WASHINGTON: The US government on Thursday accused Russia of carrying out a "pervasive" campaign to influence public opinion and elections, in a warning just months before crucial legislative polls.
"We continue to see a pervasive messaging campaign from Russia to try to weaken and divide the United States," said Dan Coats, the director of national intelligence.
A slew of top US officials including Coats, FBI Director Christopher Wray and Homeland Security chief Kirstjen Nielsen vowed to investigate and prosecute those who were trying to sway US opinion or carrying out what Wray described as "information warfare."
"Our democracy itself is in the crosshairs," Nielsen said in an unusually stark warning.
"This is not just an election cycle threat," Wray said. "Our adversaries are trying to undermine our country on a persistent and regular basis, whether it's election season or not."

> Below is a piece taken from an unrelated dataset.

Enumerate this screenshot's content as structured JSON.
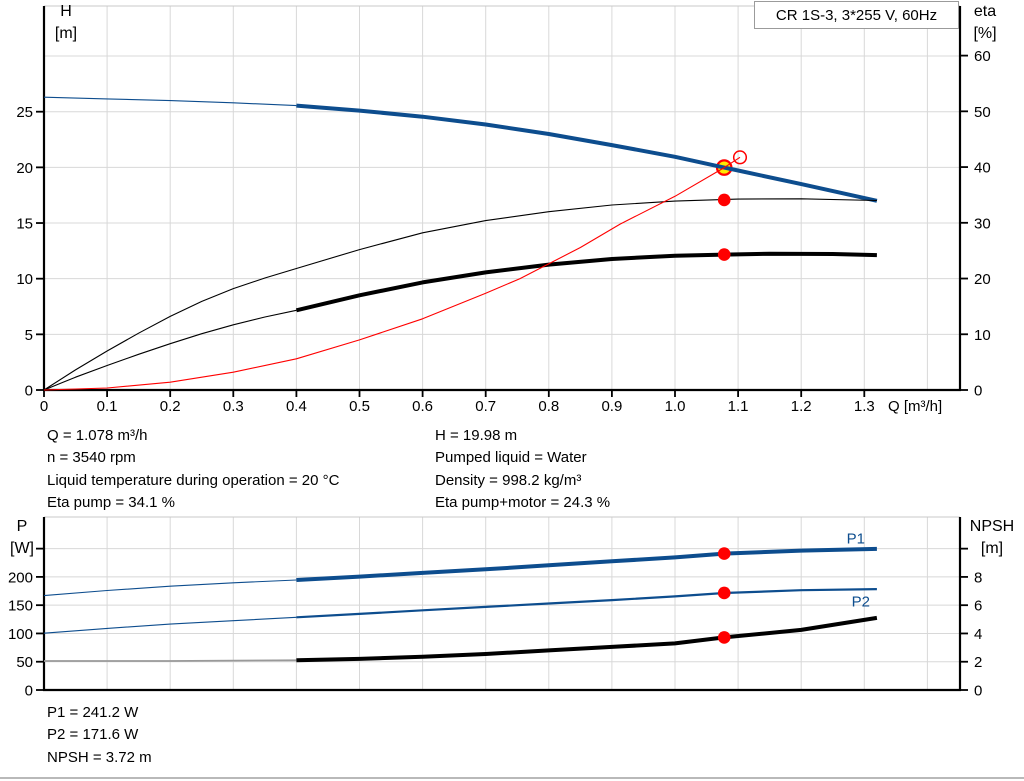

The comments came in jarring contrast to the positions of President Donald Trump, but the two men dismissed suggestions the president -- who has repeatedly denied Russia moved to tilt the election in his favor -- is not taking the issue seriously.

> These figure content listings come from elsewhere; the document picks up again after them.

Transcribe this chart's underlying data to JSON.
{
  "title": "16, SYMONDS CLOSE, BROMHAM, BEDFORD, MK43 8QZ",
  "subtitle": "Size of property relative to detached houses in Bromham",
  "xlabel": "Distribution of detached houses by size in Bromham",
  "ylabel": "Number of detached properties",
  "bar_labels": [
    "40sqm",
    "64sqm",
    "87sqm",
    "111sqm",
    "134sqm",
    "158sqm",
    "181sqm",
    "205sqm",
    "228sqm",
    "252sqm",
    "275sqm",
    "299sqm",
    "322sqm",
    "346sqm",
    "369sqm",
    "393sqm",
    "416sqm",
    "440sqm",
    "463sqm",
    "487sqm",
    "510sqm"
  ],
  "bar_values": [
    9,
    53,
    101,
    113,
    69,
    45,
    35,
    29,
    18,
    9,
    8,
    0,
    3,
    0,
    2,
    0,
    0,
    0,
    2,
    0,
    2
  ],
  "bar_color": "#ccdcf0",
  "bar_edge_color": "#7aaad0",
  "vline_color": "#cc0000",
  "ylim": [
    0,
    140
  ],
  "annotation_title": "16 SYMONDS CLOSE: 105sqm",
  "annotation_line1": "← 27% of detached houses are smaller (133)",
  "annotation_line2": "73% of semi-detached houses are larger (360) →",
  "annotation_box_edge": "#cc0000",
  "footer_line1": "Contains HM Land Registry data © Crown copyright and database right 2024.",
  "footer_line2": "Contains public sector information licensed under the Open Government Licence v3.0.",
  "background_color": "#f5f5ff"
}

In a letter to Congress, National Security Advisor John Bolton said the administration had taken "extensive, historic action" to stop the threat.

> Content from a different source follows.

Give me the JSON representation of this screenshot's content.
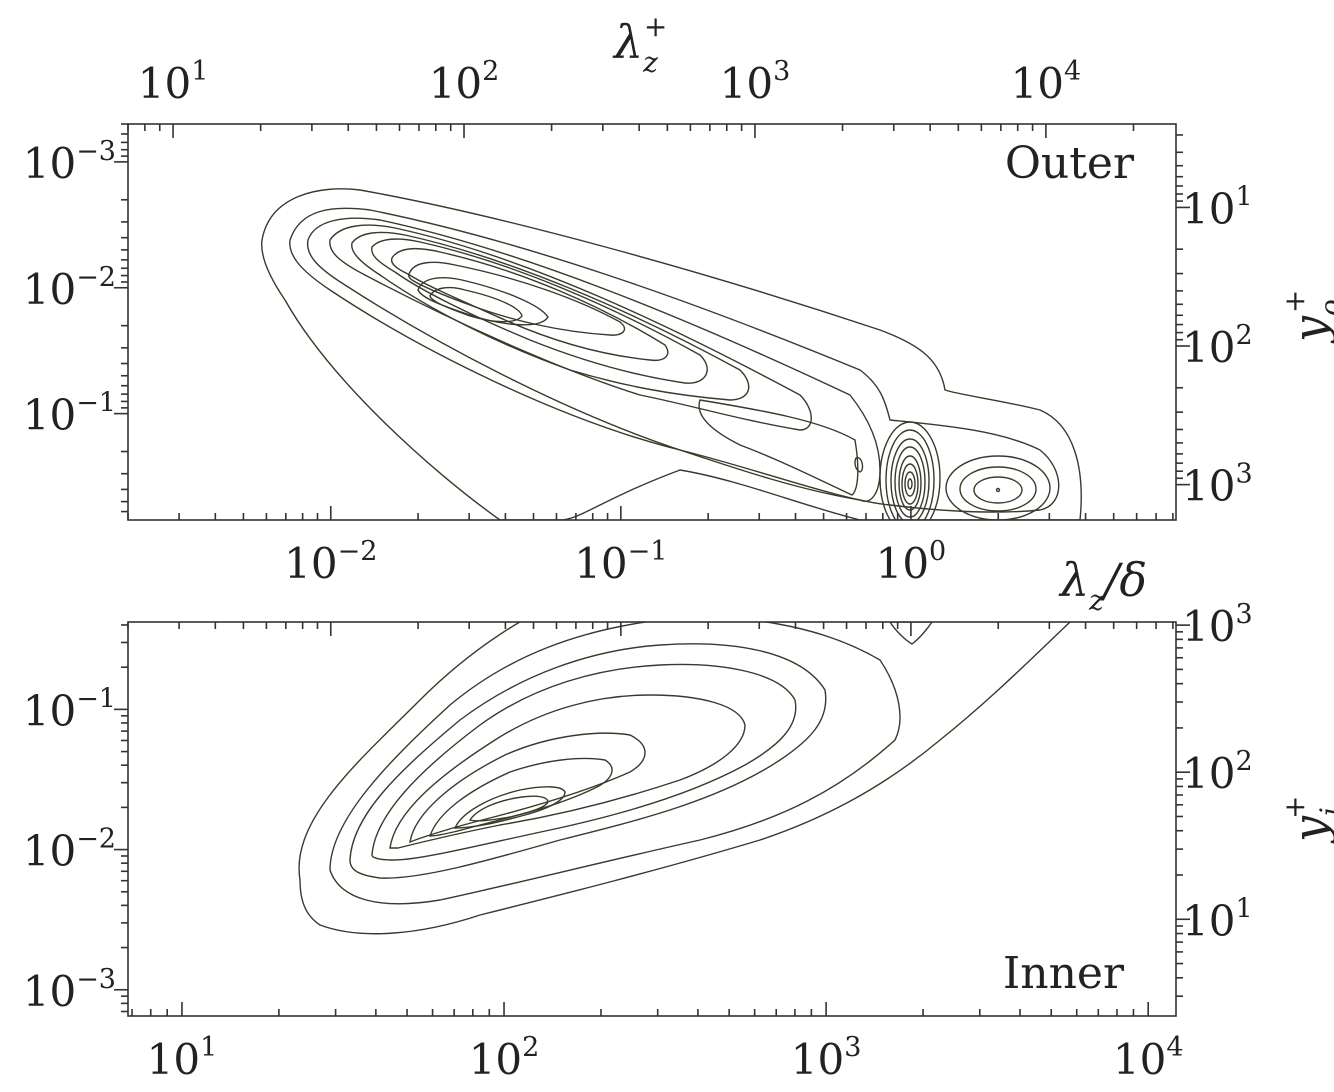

Trump has mulled easing sanctions against Moscow, held warm meetings with Russian President Vladimir Putin and refused to criticize him over the meddling in the 2016 election.
He has also repeatedly called for an end to the investigation into Moscow's meddling, which has seen more than 20 Russians indicted so far.
Asked whether the American people could trust the adminstration to do its job, Wray responded: "I can assure the American people that the men and the women of the FBI, from the director all the way on down, are going to follow our oaths and do our jobs."